Apple Abandons Its Breakable Butterfly Keyboard for Good
Apple has updated its 13-inch MacBook Pro workhorse with all the iterative tweaks and polishes you would expect from a surprise Monday morning laptop reveal. But the announcement's ultimate significance lies less in what the new laptop adds than what it subtracts: Apple has finally abandoned its uncomfortable, vexing, eminently breakable butterfly keyboard.

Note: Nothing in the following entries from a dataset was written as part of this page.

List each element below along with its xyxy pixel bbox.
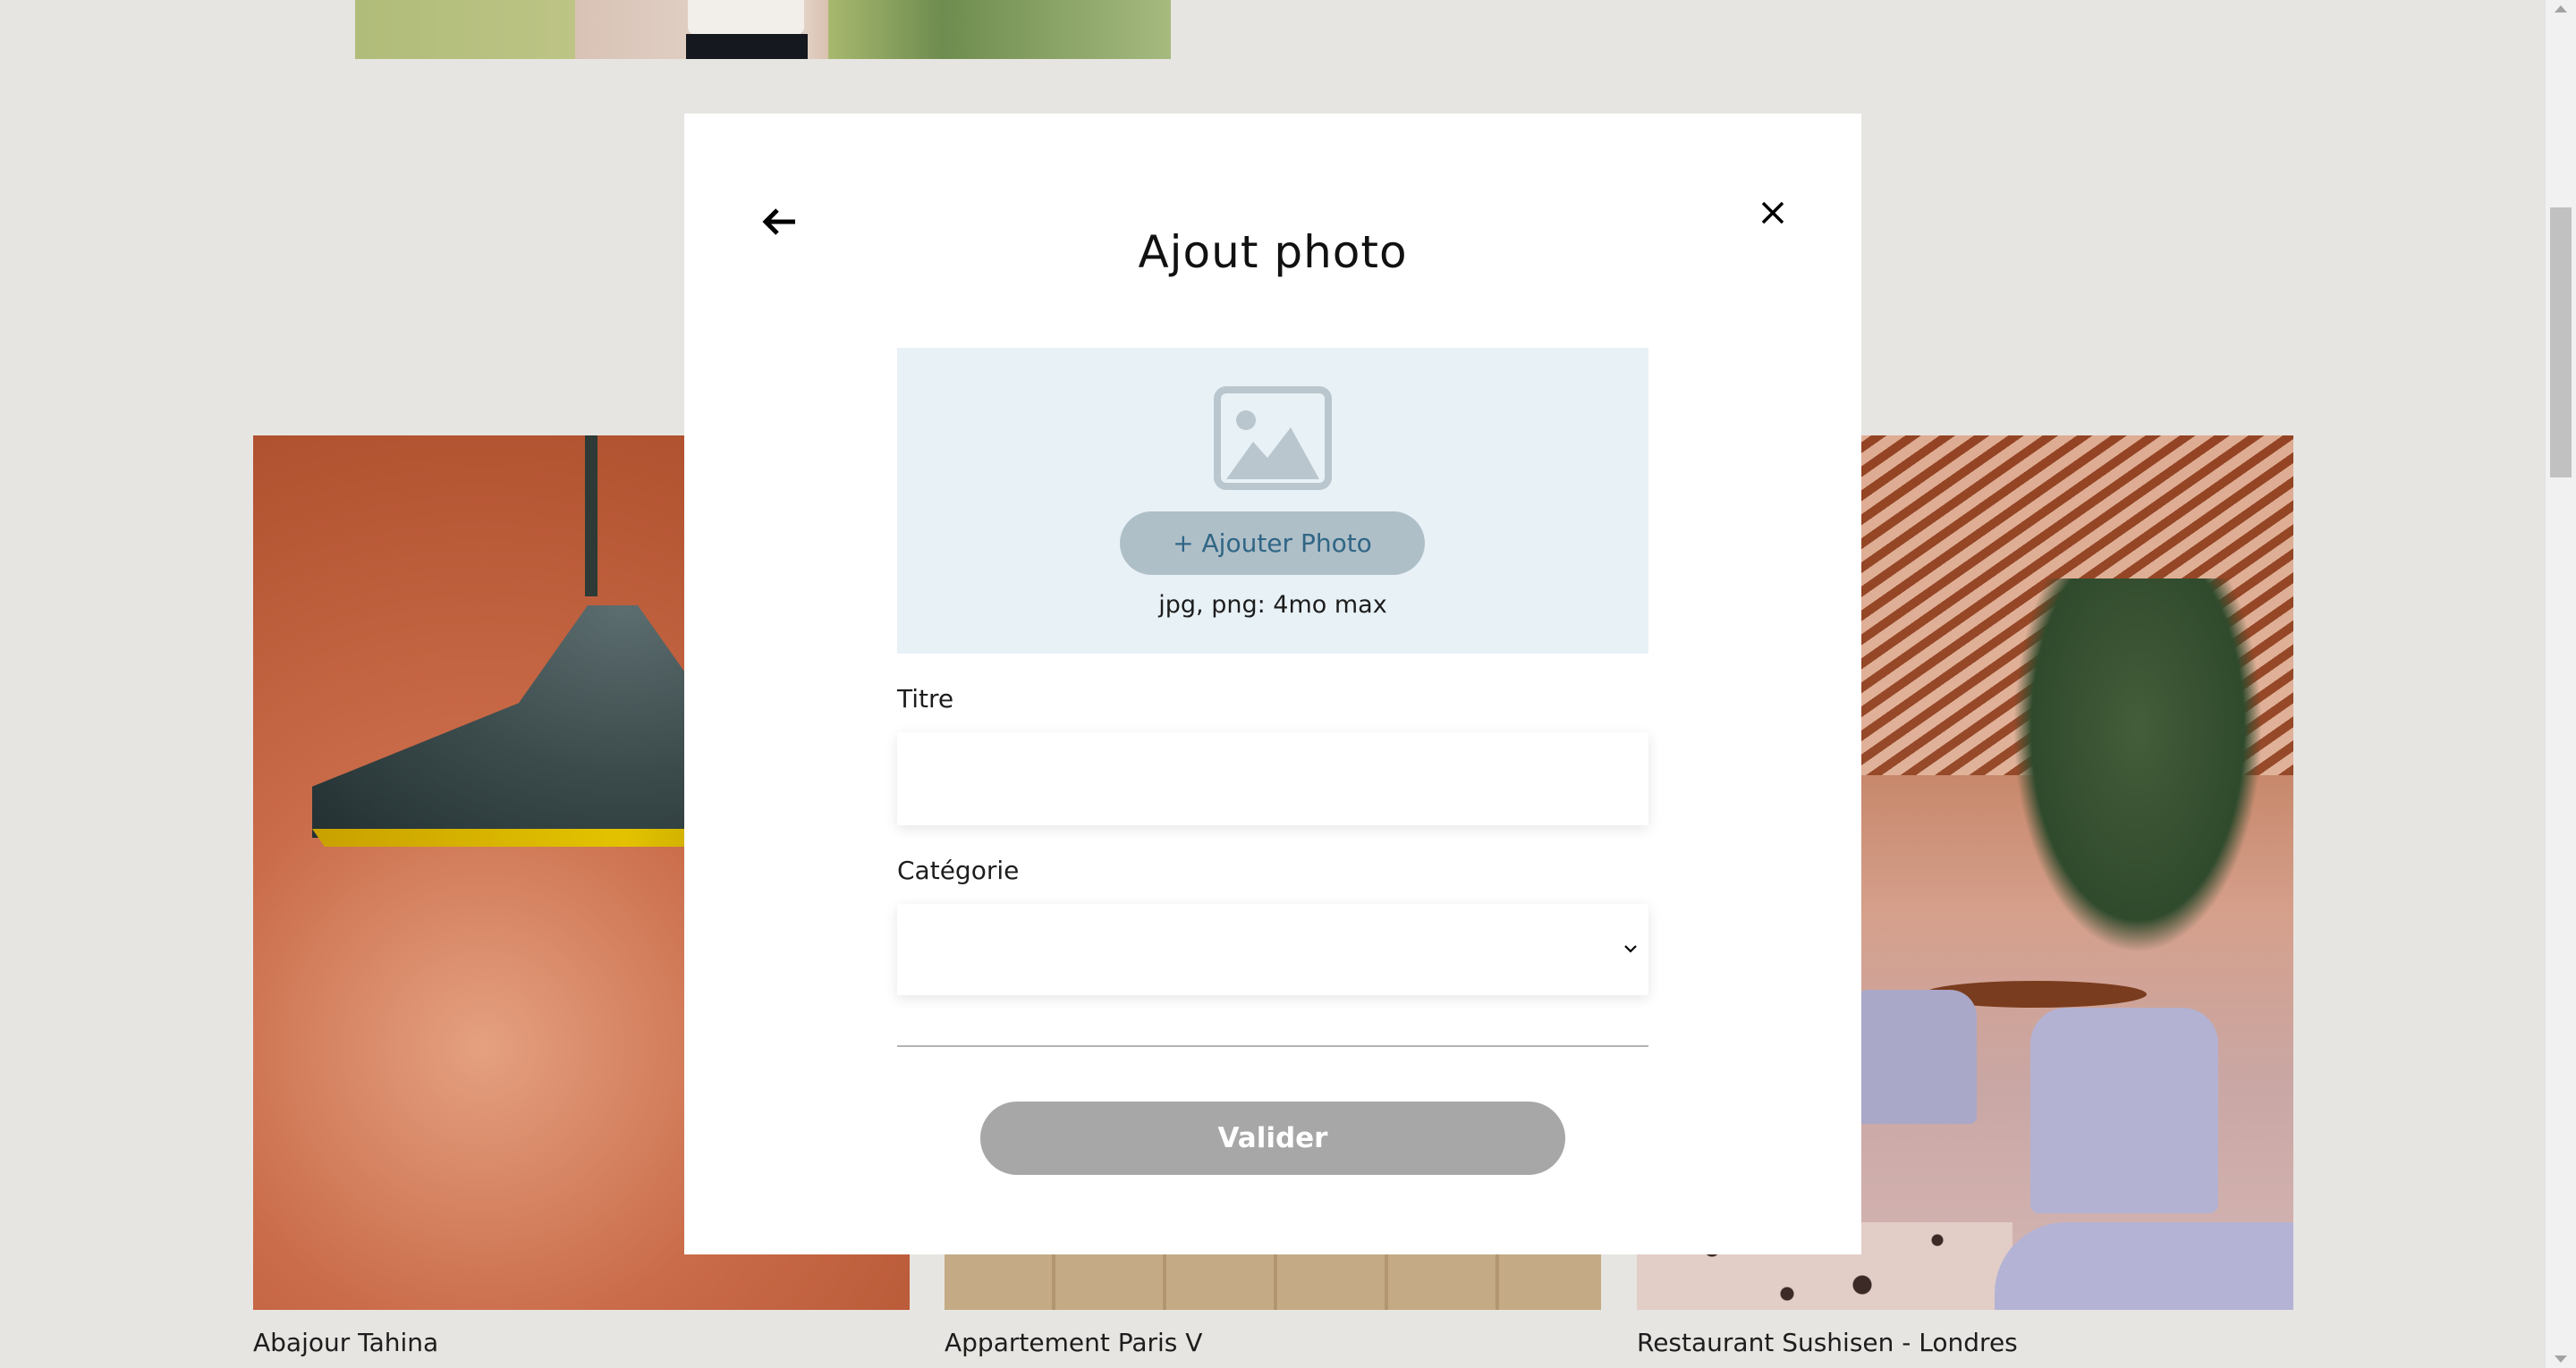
lamp-cord bbox=[585, 435, 597, 596]
gallery-caption: Restaurant Sushisen - Londres bbox=[1637, 1328, 2018, 1357]
page-scrollbar[interactable] bbox=[2545, 0, 2576, 1368]
restaurant-chair bbox=[2030, 1008, 2218, 1213]
title-label: Titre bbox=[897, 684, 954, 714]
add-photo-modal: Ajout photo + Ajouter Photo jpg, png: 4m… bbox=[684, 114, 1861, 1254]
submit-button[interactable]: Valider bbox=[980, 1102, 1565, 1175]
photo-subject-shirt bbox=[688, 0, 804, 36]
photo-upload-zone[interactable]: + Ajouter Photo jpg, png: 4mo max bbox=[897, 348, 1648, 654]
restaurant-chair bbox=[1843, 990, 1977, 1124]
restaurant-sofa bbox=[1995, 1222, 2293, 1310]
photo-subject-skirt bbox=[686, 34, 808, 59]
apartment-floor bbox=[945, 1247, 1601, 1310]
restaurant-plant bbox=[2012, 578, 2263, 954]
modal-title: Ajout photo bbox=[1138, 226, 1408, 278]
gallery-photo-top bbox=[355, 0, 1171, 59]
gallery-caption: Abajour Tahina bbox=[253, 1328, 439, 1357]
form-divider bbox=[897, 1045, 1648, 1047]
category-select[interactable] bbox=[897, 904, 1648, 995]
image-placeholder-icon bbox=[1214, 386, 1332, 490]
scrollbar-thumb[interactable] bbox=[2550, 207, 2572, 477]
scroll-up-arrow-icon[interactable] bbox=[2555, 5, 2567, 13]
scroll-down-arrow-icon[interactable] bbox=[2555, 1355, 2567, 1363]
title-input[interactable] bbox=[897, 732, 1648, 825]
upload-hint: jpg, png: 4mo max bbox=[1158, 591, 1387, 619]
chevron-down-icon bbox=[1624, 945, 1637, 953]
category-label: Catégorie bbox=[897, 856, 1020, 885]
add-photo-button[interactable]: + Ajouter Photo bbox=[1120, 511, 1425, 575]
gallery-caption: Appartement Paris V bbox=[945, 1328, 1203, 1357]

The butterfly keyboard was a marquee feature of Apple’s innovative, expensive 2015 MacBook, and a gamble from the start. Most consumer keys use a traditional “scissor-switch” mechanism. In that system, two criss-crossing pieces of plastic sit under every key and above a membrane; when you press down, they collapse like a beach chair and register your stroke. Scissor-switches became standard largely because they’re quieter and have a lower profile than their clickety-clack mechanical keyboard cousins.

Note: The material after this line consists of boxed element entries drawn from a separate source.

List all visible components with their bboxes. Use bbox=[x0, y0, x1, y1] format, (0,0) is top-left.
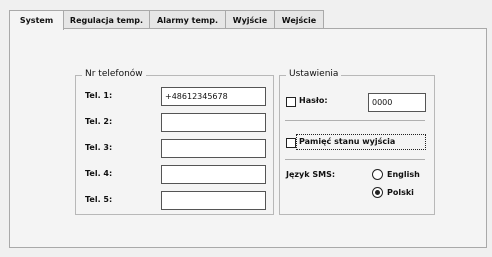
tab-system[interactable]: System bbox=[9, 10, 64, 30]
tel-3-label: Tel. 3: bbox=[85, 143, 113, 152]
password-label: Hasło: bbox=[299, 96, 328, 105]
settings-separator-2 bbox=[285, 159, 425, 160]
sms-language-label: Język SMS: bbox=[286, 170, 336, 179]
tab-wyjscie[interactable]: Wyjście bbox=[225, 10, 275, 29]
tab-alarmy-temp-label: Alarmy temp. bbox=[157, 15, 218, 25]
tel-5-input[interactable] bbox=[161, 191, 266, 210]
tel-3-input[interactable] bbox=[161, 139, 266, 158]
tel-1-input[interactable] bbox=[161, 87, 266, 106]
tab-bar: System Regulacja temp. Alarmy temp. Wyjś… bbox=[9, 10, 324, 30]
tel-2-label: Tel. 2: bbox=[85, 117, 113, 126]
tab-wejscie-label: Wejście bbox=[281, 15, 317, 25]
settings-window: System Regulacja temp. Alarmy temp. Wyjś… bbox=[0, 0, 492, 257]
tel-4-input[interactable] bbox=[161, 165, 266, 184]
tab-system-label: System bbox=[19, 16, 54, 25]
sms-language-polski-label[interactable]: Polski bbox=[387, 188, 414, 197]
sms-language-english-label[interactable]: English bbox=[387, 170, 420, 179]
settings-separator-1 bbox=[285, 120, 425, 121]
tel-2-input[interactable] bbox=[161, 113, 266, 132]
tab-wejscie[interactable]: Wejście bbox=[274, 10, 324, 29]
password-checkbox[interactable] bbox=[286, 97, 296, 107]
sms-language-english-radio[interactable] bbox=[372, 169, 383, 180]
password-input[interactable] bbox=[368, 93, 426, 112]
sms-language-polski-radio[interactable] bbox=[372, 187, 383, 198]
tel-5-label: Tel. 5: bbox=[85, 195, 113, 204]
tab-regulacja-temp[interactable]: Regulacja temp. bbox=[63, 10, 150, 29]
tel-1-label: Tel. 1: bbox=[85, 91, 113, 100]
tab-wyjscie-label: Wyjście bbox=[232, 15, 268, 25]
tab-regulacja-temp-label: Regulacja temp. bbox=[69, 15, 144, 25]
tab-alarmy-temp[interactable]: Alarmy temp. bbox=[149, 10, 226, 29]
output-memory-checkbox[interactable] bbox=[286, 138, 296, 148]
settings-title: Ustawienia bbox=[286, 69, 342, 79]
tel-4-label: Tel. 4: bbox=[85, 169, 113, 178]
phone-numbers-title: Nr telefonów bbox=[82, 69, 146, 79]
output-memory-label[interactable]: Pamięć stanu wyjścia bbox=[299, 137, 395, 146]
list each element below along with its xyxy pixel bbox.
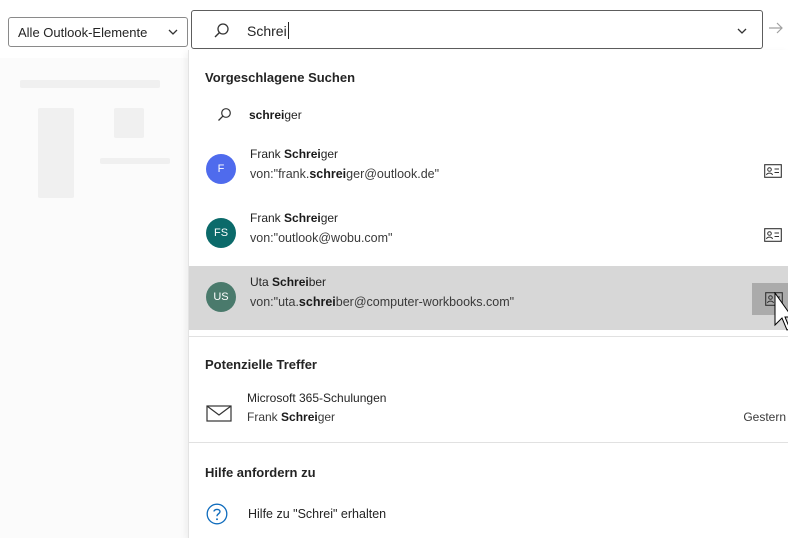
suggested-search-text: schreiger: [249, 108, 302, 122]
person-name: Frank Schreiger: [250, 211, 339, 225]
mouse-cursor-icon: [774, 292, 788, 331]
avatar: F: [206, 154, 236, 184]
mail-icon: [206, 405, 232, 422]
person-email-filter: von:"outlook@wobu.com": [250, 231, 393, 245]
chevron-down-icon: [168, 29, 178, 35]
help-item-label: Hilfe zu "Schrei" erhalten: [248, 507, 387, 521]
person-name: Frank Schreiger: [250, 147, 339, 161]
search-icon: [214, 23, 229, 38]
people-suggestion[interactable]: FS Frank Schreiger von:"outlook@wobu.com…: [189, 202, 788, 266]
result-subject: Microsoft 365-Schulungen: [247, 391, 387, 405]
background-content: [0, 58, 188, 538]
person-name: Uta Schreiber: [250, 275, 327, 289]
help-item[interactable]: Hilfe zu "Schrei" erhalten: [189, 503, 788, 533]
person-email-filter: von:"uta.schreiber@computer-workbooks.co…: [250, 295, 515, 309]
people-suggestion[interactable]: F Frank Schreiger von:"frank.schreiger@o…: [189, 138, 788, 202]
suggested-search-item[interactable]: schreiger: [189, 107, 788, 127]
search-icon: [218, 108, 231, 121]
people-suggestion-selected[interactable]: US Uta Schreiber von:"uta.schreiber@comp…: [189, 266, 788, 330]
search-scope-label: Alle Outlook-Elemente: [18, 24, 148, 40]
arrow-right-icon[interactable]: [767, 16, 785, 40]
search-scope-dropdown[interactable]: Alle Outlook-Elemente: [8, 17, 188, 47]
contact-card-icon: [764, 164, 782, 178]
contact-card-icon: [764, 228, 782, 242]
section-divider: [189, 442, 788, 443]
help-question-icon: [206, 503, 228, 525]
section-title-suggested: Vorgeschlagene Suchen: [205, 70, 356, 85]
contact-card-button[interactable]: [751, 159, 788, 183]
section-divider: [189, 336, 788, 337]
text-caret: [287, 22, 289, 39]
result-date: Gestern: [743, 410, 786, 424]
search-input[interactable]: Schrei: [247, 22, 289, 39]
contact-card-button[interactable]: [751, 223, 788, 247]
avatar: FS: [206, 218, 236, 248]
section-title-help: Hilfe anfordern zu: [205, 465, 316, 480]
chevron-down-icon[interactable]: [736, 25, 748, 37]
result-sender: Frank Schreiger: [247, 410, 336, 424]
search-suggestions-panel: Vorgeschlagene Suchen schreiger F Frank …: [188, 50, 788, 538]
search-box[interactable]: Schrei: [191, 10, 763, 49]
potential-result-item[interactable]: Microsoft 365-Schulungen Frank Schreiger…: [189, 391, 788, 441]
search-input-value: Schrei: [247, 23, 287, 39]
person-email-filter: von:"frank.schreiger@outlook.de": [250, 167, 440, 181]
section-title-potential: Potenzielle Treffer: [205, 357, 317, 372]
avatar: US: [206, 282, 236, 312]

But five years ago, in the space-saving ethos that seemed to inform every product of the late-Ive era, Apple asked, What if the keys were even lower? The butterfly keyboard was its answer. It was 40 percent thinner, in fact, a haircut achieved by swapping in a mechanism that depressed straight down the middle, the plastic supports flapping like wings with every keystroke.